Prati, ucciso il figlio di un ex della banda della Magliana (link diretto al portale dell'autore)
L'agguato
Prati, ucciso il figlio di un ex della banda della Magliana
L'omicidio è avvenuto in via Riccardo Grazioli Lante nel
XVII municipio. Il padre della vittima fu coinvolto, nel 1993,
nell'ambito dell'operazione "Colosseo" contro la potente organizzazione
crimanale romana. Il Silp Cgil: criminalità organizzata, "guerra per
controllare il territorio". Per il presidente della commissione lotta
alla criminalità del Consiglio regionale del Lazio Filiberto Zaratti
(Sel): "Roma assediata da criminalità e mafie". Pd Roma: "Capitale
insicura, intervenga Maroni". Piccolo (Pdl): "Quartiere a rischio
Scampia". Rossodivita: "Necessario un vertice sulla sicurezza". Ranucci:
"Roma come Chicago degli anni '20". Le indagini sono coordinate dalla
Direzione distrettuale antimafia della capitale
L'AGGUATO I testimoni: "Visti due uomini in moto"
LE REAZIONI/1 Alemanno: "Siamo di fronte a un reato grave"
LE REAZIONI/2 Cgil: "Si acuisce divario fra sicurezza reale e mediatica"
L'AGGUATO I testimoni: "Visti due uomini in moto"
LE REAZIONI/1 Alemanno: "Siamo di fronte a un reato grave"
LE REAZIONI/2 Cgil: "Si acuisce divario fra sicurezza reale e mediatica"
Era già stato gambizzato in piazza del Monte di Pietà nel febbraio
scorso l'uomo ucciso stamane in via Riccardo Grazioli Lante all'incrocio
con via Simone de Saint Bon, al quartiere Prati.
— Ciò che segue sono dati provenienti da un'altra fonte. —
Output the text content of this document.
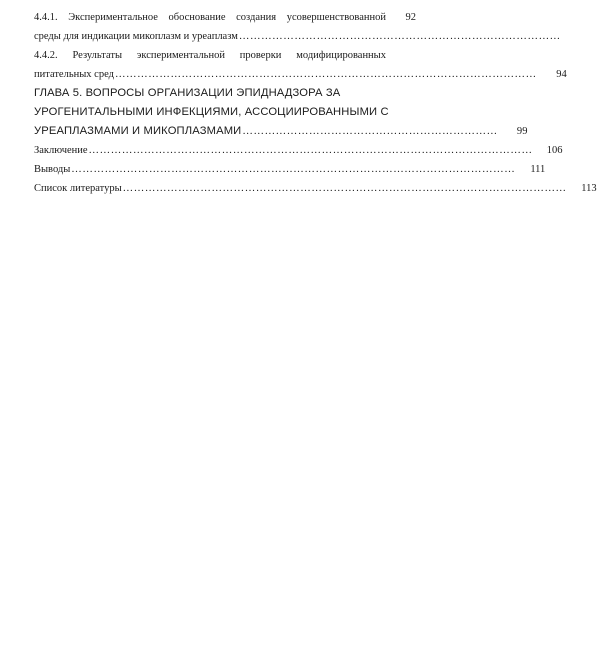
4.4.1. Экспериментальное обоснование создания усовершенствованной	92
среды для индикации микоплазм и уреаплазм ……………………………………………………………………………
4.4.2. Результаты экспериментальной проверки модифицированных
питательных сред ……………………………………………………………………………………………………	94
ГЛАВА 5. ВОПРОСЫ ОРГАНИЗАЦИИ ЭПИДНАДЗОРА ЗА
УРОГЕНИТАЛЬНЫМИ ИНФЕКЦИЯМИ, АССОЦИИРОВАННЫМИ С
УРЕАПЛАЗМАМИ И МИКОПЛАЗМАМИ ……………………………………………………………	99
Заключение …………………………………………………………………………………………………………	106
Выводы …………………………………………………………………………………………………………	111
Список литературы …………………………………………………………………………………………………………	113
Al tempo si parlò di
movente passionale, nonostante lo scetticismo degli inquirenti. Flavio
Simmi, 33 anni, si trovava al volante della propria auto, una Ford Ka
grigia, fermo al semaforo. Con lui una donna. La vettura poi sarebbe
stata avvicinata dal killer che avrebbe esploso più colpi di pistola
mentre l'uomo cercava di uscire fuori dalla macchina senza riuscirvi e
restare con i piedi incastrati nell'abitacolo e il corpo riverso
sull'asfalto. Ancora da chiarire al dinamica dell'omicidio. Sette
sarebbero i colpi esplosi dal killer contro la vittima.
Simmi era figlio di una persona che negli anni Novanta fu accusata di aver preso parte alla banda della magliana. Il genitore fu coinvolto nel 1993 come presunto riciclatore nella cosiddetta "operazione Colosseo" che portò alla confisca di beni appartenenti al gruppo criminale per cento milioni di lire, ma fu poi scagionato al termine del processo.
Interrogatori sono in corso da parte degli investigatori della squadra mobile. Gli inquirenti stanno cercando testimonianze per stringere il cerchio sugli autori dell'omicidio. Movente, numero dei killer, tra i principali nodi da sciogliere.
Un grande telo verde copre il corpo in strada di Flavio Simmi. Il cadevere dell'uomo è stato caricato sul furgone della polizia mortuaria. Intorno l'area è transennata e oltre ai curiosi, ci sono amici e parenti molti dei quali non riesco a trattenere le lacrime. Sul posto ci sono ancora gli agenti della polizia scientifica che sono alla ricerca di indizi. L'uomo viveva poco distante dal luogo dell'omicidio in via Fa' di Bruno, era sposato e aveva dei figli. Amici e parenti si trovano sul luogo del delitto, davanti alla pozza di sangue.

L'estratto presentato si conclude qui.